分類:medium 樹 分治
題目介紹
Given an integer array with no duplicates. A maximum tree building on this array is defined as follow:
- The root is the maximum number in the array.
- The left subtree is the maximum tree constructed from left part subarray divided by the maximum number.
- The right subtree is the maximum tree constructed from right part subarray divided by the maximum number.

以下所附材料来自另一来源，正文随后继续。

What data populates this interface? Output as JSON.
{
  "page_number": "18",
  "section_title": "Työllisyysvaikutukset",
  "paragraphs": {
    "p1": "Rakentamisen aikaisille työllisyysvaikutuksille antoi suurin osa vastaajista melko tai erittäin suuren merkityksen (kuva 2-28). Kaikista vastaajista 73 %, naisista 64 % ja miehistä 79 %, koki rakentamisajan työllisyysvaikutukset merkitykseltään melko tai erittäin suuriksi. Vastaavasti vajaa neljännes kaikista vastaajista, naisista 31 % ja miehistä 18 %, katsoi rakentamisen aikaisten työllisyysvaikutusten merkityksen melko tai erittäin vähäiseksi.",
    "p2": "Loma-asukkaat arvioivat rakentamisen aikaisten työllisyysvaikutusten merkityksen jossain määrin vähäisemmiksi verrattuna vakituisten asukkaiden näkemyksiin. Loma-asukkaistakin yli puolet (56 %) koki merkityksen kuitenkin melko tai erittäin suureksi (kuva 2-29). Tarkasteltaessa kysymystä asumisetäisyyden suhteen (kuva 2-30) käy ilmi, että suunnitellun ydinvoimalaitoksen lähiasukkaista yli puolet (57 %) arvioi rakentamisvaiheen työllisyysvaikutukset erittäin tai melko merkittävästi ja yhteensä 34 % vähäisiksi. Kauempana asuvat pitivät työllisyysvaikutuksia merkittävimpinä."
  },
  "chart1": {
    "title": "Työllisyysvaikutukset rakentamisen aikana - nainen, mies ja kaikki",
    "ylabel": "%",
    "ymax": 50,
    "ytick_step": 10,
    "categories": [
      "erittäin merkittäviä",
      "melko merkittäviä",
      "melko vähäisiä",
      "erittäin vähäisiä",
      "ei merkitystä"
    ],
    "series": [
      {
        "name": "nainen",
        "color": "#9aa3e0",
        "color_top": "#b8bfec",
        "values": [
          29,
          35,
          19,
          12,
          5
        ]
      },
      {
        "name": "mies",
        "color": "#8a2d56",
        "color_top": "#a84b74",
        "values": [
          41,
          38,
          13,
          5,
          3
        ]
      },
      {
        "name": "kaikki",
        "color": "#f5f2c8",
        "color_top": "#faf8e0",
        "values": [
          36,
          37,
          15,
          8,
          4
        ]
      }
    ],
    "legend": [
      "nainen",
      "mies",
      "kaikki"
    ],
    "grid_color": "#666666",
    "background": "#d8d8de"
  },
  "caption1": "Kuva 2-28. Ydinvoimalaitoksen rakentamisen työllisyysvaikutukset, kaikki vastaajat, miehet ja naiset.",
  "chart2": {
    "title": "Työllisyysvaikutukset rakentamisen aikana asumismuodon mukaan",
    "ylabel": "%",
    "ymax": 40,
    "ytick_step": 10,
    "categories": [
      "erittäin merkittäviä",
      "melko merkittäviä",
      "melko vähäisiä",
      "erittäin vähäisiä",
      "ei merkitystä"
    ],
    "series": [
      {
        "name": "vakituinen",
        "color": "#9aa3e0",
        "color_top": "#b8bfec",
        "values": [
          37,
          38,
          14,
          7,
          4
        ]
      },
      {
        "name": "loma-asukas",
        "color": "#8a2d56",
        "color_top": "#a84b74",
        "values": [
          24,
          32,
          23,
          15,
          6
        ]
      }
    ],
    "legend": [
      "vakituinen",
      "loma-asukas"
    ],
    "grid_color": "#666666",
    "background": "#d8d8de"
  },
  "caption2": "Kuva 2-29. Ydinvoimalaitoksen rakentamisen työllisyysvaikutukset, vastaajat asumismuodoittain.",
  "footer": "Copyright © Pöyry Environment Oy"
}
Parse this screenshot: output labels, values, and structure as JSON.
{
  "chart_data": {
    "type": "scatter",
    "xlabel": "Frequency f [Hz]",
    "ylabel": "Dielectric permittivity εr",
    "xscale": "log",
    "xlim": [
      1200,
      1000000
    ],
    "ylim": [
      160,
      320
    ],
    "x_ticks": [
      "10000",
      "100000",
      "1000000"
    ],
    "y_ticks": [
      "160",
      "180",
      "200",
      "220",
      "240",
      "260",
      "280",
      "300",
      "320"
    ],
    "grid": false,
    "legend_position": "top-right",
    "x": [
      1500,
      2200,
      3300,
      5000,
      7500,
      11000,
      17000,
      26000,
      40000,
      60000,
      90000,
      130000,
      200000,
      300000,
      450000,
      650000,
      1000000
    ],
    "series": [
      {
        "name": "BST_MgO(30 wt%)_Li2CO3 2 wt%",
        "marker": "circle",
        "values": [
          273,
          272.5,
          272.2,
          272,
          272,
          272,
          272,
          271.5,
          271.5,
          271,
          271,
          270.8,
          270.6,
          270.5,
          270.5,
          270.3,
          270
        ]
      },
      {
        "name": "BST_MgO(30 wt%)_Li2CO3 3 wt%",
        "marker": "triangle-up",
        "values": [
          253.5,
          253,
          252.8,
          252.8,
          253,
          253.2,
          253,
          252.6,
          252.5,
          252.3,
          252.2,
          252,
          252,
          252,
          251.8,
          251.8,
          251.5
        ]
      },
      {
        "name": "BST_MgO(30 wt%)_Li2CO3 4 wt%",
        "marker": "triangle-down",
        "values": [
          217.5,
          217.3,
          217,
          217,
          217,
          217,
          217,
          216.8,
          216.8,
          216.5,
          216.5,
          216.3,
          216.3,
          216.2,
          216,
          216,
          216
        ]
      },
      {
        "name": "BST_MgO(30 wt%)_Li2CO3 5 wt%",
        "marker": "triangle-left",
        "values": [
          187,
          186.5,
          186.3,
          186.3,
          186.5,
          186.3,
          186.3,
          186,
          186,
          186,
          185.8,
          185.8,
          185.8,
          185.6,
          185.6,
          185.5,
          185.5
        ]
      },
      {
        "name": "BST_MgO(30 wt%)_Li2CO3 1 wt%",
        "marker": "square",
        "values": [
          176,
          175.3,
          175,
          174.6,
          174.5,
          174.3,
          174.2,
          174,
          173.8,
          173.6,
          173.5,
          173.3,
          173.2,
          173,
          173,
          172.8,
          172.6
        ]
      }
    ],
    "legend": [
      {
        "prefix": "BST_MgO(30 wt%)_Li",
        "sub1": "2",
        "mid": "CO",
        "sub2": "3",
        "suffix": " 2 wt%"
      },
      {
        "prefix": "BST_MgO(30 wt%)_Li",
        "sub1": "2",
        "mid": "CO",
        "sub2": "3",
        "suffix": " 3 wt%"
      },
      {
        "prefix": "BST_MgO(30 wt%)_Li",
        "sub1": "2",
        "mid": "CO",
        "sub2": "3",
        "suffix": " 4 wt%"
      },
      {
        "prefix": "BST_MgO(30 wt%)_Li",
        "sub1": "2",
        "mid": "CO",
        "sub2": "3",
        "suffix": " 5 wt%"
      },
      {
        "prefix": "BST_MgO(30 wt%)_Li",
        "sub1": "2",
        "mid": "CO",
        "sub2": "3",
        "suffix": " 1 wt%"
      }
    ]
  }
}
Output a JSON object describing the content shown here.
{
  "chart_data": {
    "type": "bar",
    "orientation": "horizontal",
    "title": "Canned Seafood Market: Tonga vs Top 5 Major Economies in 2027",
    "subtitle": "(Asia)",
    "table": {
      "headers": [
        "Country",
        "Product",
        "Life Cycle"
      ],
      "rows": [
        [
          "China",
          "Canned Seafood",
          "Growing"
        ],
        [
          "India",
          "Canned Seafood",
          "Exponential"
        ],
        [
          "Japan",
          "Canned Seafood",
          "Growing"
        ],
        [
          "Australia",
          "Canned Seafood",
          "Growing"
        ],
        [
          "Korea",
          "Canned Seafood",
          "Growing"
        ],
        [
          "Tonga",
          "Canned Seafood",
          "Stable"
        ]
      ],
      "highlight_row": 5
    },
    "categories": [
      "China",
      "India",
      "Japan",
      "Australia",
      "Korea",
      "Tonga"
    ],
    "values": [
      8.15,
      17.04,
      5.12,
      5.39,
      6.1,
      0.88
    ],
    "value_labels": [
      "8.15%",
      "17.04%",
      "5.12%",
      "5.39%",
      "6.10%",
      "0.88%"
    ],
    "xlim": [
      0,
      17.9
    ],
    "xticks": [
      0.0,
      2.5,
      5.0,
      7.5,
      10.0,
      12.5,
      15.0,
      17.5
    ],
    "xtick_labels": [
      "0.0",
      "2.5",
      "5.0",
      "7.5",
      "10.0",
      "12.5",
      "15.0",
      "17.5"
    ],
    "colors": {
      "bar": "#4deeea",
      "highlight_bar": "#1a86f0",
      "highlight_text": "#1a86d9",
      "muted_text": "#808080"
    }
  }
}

Construct the maximum tree by the given array and output the root node of this tree.
Example 1:
Input: [3,2,1,6,0,5]
Output: return the tree root node representing the following tree:
6
/ \
3 5
\ /
2 0
\
1
Note:
- The size of the given array will be in the range [1,1000].
題目翻譯
給你一個無序的整數數組,你返回一個最大的樹,
1.數組中的最大值爲根節點
2.以根節點爲準,左子樹的根節點爲數組左半部分的最大值
3.以根節點爲準,右子樹的根節點爲數組右半部分的最大值
重複以上步驟,構建二叉樹,最終返回二叉樹的根節點。
已給代碼
/**
* Definition for a binary tree node.
* public class TreeNode {
* int val;
* TreeNode left;
* TreeNode right;
* TreeNode(int x) { val = x; }
* }
*/
解題代碼
/**
* Definition for a binary tree node.
* public class TreeNode {
* int val;
* TreeNode left;
* TreeNode right;
* TreeNode(int x) { val = x; }
* }
*/
class Solution {
public TreeNode constructMaximumBinaryTree(int[] nums) {
return getMax(0,nums.length-1,nums);
}
public TreeNode getMax(int start,int end,int []nums){
if(start>end) //結束條件很重要
return null;
int temp=nums[start];
int index=start;
for(int i=start+1;i<=end;i++){
if(nums[i]>temp){
temp=nums[i];
index=i;
}
}
TreeNode node=new TreeNode(temp);
node.left=getMax(start,index-1,nums);//分治法 對左孩子進行遞歸
node.right=getMax(index+1,end,nums);// 對右孩子進行遞歸
return node;
}
}